- At Cabinet meeting on Tuesday he criticised PM’s move to limit stop-and-search
- Foreign Secretary told Prime Minister that more stop-and-search was needed
- Ex-civil servant said little evidence to back up PM’s claim black men suffer more
Boris Johnson has challenged Theresa May’s record on law and order by blaming her policies for a spike in violent crime including knife attacks in London.
At the weekly Cabinet meeting on Tuesday he criticised her decision to dramatically reduce the use of stop-and-search while she was Home Secretary.
The Foreign Secretary told the Prime Minister that more stop-and-search was needed to deal with the recent increase in crime, saying the policy had helped keep offending down when he was London mayor.

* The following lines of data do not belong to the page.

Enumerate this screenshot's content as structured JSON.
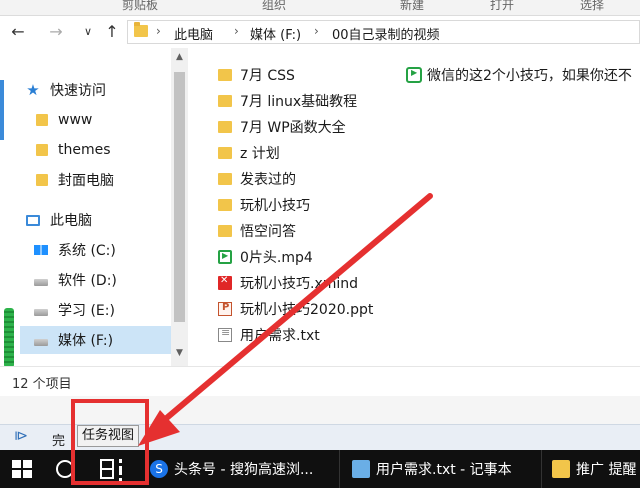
{
  "ribbon": {
    "labels": [
      "剪贴板",
      "组织",
      "新建",
      "打开",
      "选择"
    ]
  },
  "address": {
    "crumbs": [
      "此电脑",
      "媒体 (F:)",
      "00自己录制的视频"
    ]
  },
  "nav": {
    "quick_access": "快速访问",
    "pinned": [
      "www",
      "themes",
      "封面电脑"
    ],
    "this_pc": "此电脑",
    "drives": [
      "系统 (C:)",
      "软件 (D:)",
      "学习 (E:)",
      "媒体 (F:)"
    ]
  },
  "files": [
    {
      "name": "7月 CSS",
      "type": "folder"
    },
    {
      "name": "7月 linux基础教程",
      "type": "folder"
    },
    {
      "name": "7月 WP函数大全",
      "type": "folder"
    },
    {
      "name": "z 计划",
      "type": "folder"
    },
    {
      "name": "发表过的",
      "type": "folder"
    },
    {
      "name": "玩机小技巧",
      "type": "folder"
    },
    {
      "name": "悟空问答",
      "type": "folder"
    },
    {
      "name": "0片头.mp4",
      "type": "mp4"
    },
    {
      "name": "玩机小技巧.xmind",
      "type": "xmind"
    },
    {
      "name": "玩机小技巧2020.ppt",
      "type": "ppt"
    },
    {
      "name": "用户需求.txt",
      "type": "txt"
    }
  ],
  "wechat_file": "微信的这2个小技巧，如果你还不",
  "status": "12 个项目",
  "mediabar": {
    "done_label": "完"
  },
  "tooltip": "任务视图",
  "taskbar": {
    "apps": [
      {
        "label": "头条号 - 搜狗高速浏..."
      },
      {
        "label": "用户需求.txt - 记事本"
      },
      {
        "label": "推广 提醒"
      }
    ]
  },
  "colors": {
    "accent": "#3b8ad9",
    "annotation": "#e53030",
    "folder": "#f2c54a",
    "selection": "#cce4f7"
  }
}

Boris Johnson has challenged Theresa May’s record on law and order by blaming her policies for a spike in violent crime including knife attacks in London
The pointed exchange over crime policy was reported in The Spectator. A former Home Office civil servant told the magazine there was little evidence to back up Mrs May’s claims that black men were more likely to be targeted by police for stop-and-search. Alasdair Palmer said the department’s own research showed this not to be the case, once it had adjusted for who was present on the streets when the police were stopping and searching.

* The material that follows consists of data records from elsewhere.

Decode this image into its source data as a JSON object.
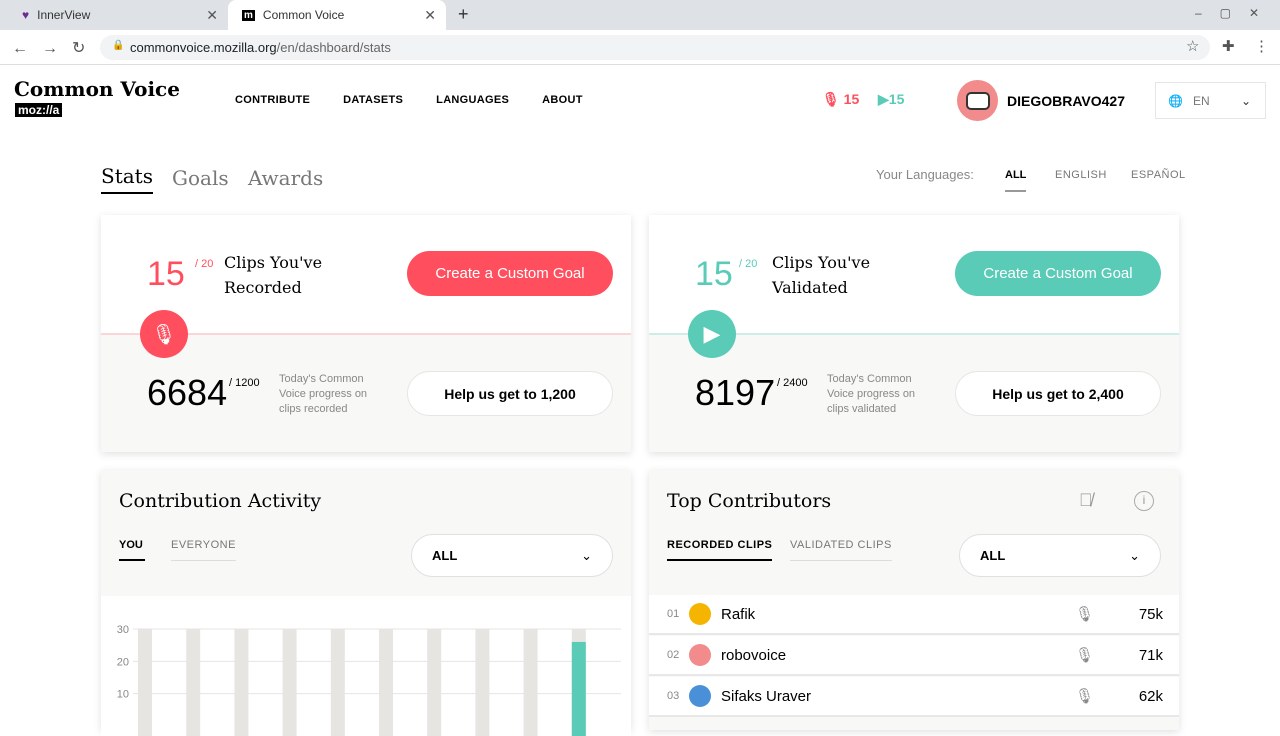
{
  "browser": {
    "tabs": [
      {
        "label": "InnerView"
      },
      {
        "label": "Common Voice"
      }
    ],
    "url_host": "commonvoice.mozilla.org",
    "url_path": "/en/dashboard/stats"
  },
  "header": {
    "logo": "Common Voice",
    "logo_sub": "moz://a",
    "nav": [
      "CONTRIBUTE",
      "DATASETS",
      "LANGUAGES",
      "ABOUT"
    ],
    "recorded_count": "15",
    "validated_count": "15",
    "username": "DIEGOBRAVO427",
    "language": "EN"
  },
  "dashboard": {
    "tabs": [
      "Stats",
      "Goals",
      "Awards"
    ],
    "languages_label": "Your Languages:",
    "languages": [
      "ALL",
      "ENGLISH",
      "ESPAÑOL"
    ]
  },
  "recorded": {
    "count": "15",
    "goal": "/ 20",
    "label1": "Clips You've",
    "label2": "Recorded",
    "button": "Create a Custom Goal",
    "today": "6684",
    "today_goal": "/ 1200",
    "desc": "Today's Common Voice progress on clips recorded",
    "help": "Help us get to 1,200"
  },
  "validated": {
    "count": "15",
    "goal": "/ 20",
    "label1": "Clips You've",
    "label2": "Validated",
    "button": "Create a Custom Goal",
    "today": "8197",
    "today_goal": "/ 2400",
    "desc": "Today's Common Voice progress on clips validated",
    "help": "Help us get to 2,400"
  },
  "activity": {
    "title": "Contribution Activity",
    "tabs": [
      "YOU",
      "EVERYONE"
    ],
    "select": "ALL"
  },
  "contributors": {
    "title": "Top Contributors",
    "tabs": [
      "RECORDED CLIPS",
      "VALIDATED CLIPS"
    ],
    "select": "ALL",
    "rows": [
      {
        "rank": "01",
        "name": "Rafik",
        "count": "75k"
      },
      {
        "rank": "02",
        "name": "robovoice",
        "count": "71k"
      },
      {
        "rank": "03",
        "name": "Sifaks Uraver",
        "count": "62k"
      }
    ]
  },
  "chart_data": {
    "type": "bar",
    "yticks": [
      "30",
      "20",
      "10"
    ],
    "ylim": [
      0,
      30
    ],
    "values": [
      0,
      0,
      0,
      0,
      0,
      0,
      0,
      0,
      0,
      26
    ],
    "colors": {
      "bar": "#59cbb7",
      "track": "#e7e5e2"
    }
  },
  "colors": {
    "red": "#ff4f5e",
    "teal": "#59cbb7"
  }
}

Damningly, he said that Mrs May’s aides deliberately ignored this point and went ahead with the restrictions anyway.
As Home Secretary, Mrs May toughened rules around the police’s use of stop-and-search, saying in 2014 that the system was ‘unfair, especially for young black men’.
The number of stops has gone down from 1.2million in 2009 to 300,000 last year.

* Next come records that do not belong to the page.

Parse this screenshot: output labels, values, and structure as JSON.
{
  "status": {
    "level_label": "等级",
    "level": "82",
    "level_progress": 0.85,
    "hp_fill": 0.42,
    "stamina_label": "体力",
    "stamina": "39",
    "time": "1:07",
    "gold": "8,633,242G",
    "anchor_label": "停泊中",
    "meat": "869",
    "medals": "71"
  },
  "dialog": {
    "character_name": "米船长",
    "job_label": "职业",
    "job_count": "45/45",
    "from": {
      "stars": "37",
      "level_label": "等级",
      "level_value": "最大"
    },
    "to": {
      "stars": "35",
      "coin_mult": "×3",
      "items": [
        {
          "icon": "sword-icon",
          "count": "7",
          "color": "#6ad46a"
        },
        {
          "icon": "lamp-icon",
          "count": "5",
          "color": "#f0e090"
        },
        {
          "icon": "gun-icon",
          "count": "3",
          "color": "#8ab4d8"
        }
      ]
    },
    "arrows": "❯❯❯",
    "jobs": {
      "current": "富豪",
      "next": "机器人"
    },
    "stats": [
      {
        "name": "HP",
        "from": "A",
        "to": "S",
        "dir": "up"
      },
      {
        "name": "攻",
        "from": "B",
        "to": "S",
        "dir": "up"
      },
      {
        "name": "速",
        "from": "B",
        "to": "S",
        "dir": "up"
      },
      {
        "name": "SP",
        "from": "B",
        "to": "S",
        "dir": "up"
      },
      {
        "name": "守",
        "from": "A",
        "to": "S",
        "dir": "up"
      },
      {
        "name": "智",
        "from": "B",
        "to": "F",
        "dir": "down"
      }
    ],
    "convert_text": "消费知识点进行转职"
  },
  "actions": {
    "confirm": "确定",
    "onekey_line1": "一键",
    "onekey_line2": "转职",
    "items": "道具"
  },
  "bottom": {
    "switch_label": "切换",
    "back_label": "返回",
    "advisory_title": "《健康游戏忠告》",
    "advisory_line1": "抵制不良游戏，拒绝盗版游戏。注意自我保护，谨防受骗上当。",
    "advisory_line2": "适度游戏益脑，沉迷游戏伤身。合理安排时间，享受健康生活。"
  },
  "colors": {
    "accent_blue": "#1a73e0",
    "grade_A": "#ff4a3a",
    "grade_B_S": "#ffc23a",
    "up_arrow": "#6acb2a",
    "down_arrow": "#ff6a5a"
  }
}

But Mr Johnson is worried about figures released in January which showed a 14 per cent increase in police-recorded crime. Knife crime is up by even more – 21 per cent – while gun crime is up 20 per cent.
Burglary and car crime are also on the rise. In London alone, seven people have been killed in stabbings or shootings in the past week.
One Cabinet minister told The Spectator that the exchange showed the PM and her Foreign Secretary do not get on. ‘They irritate each other,’ the minister said.
Damningly, he said that Mrs May’s aides deliberately ignored this point and went ahead with the restrictions anyway
Another person at the meeting told The Spectator: ‘Boris thinks stop-and-search is the answer; she thinks she stopped a national scandal.’
Mr Johnson argued that stop-and-search was one of the main reasons why London had had a falling knife crime and murder rate at a time when the capital’s population was growing.
Mrs May told the Cabinet that the police have all the powers they need when it comes to stop-and-search, and the problem had been that it was being used illegally.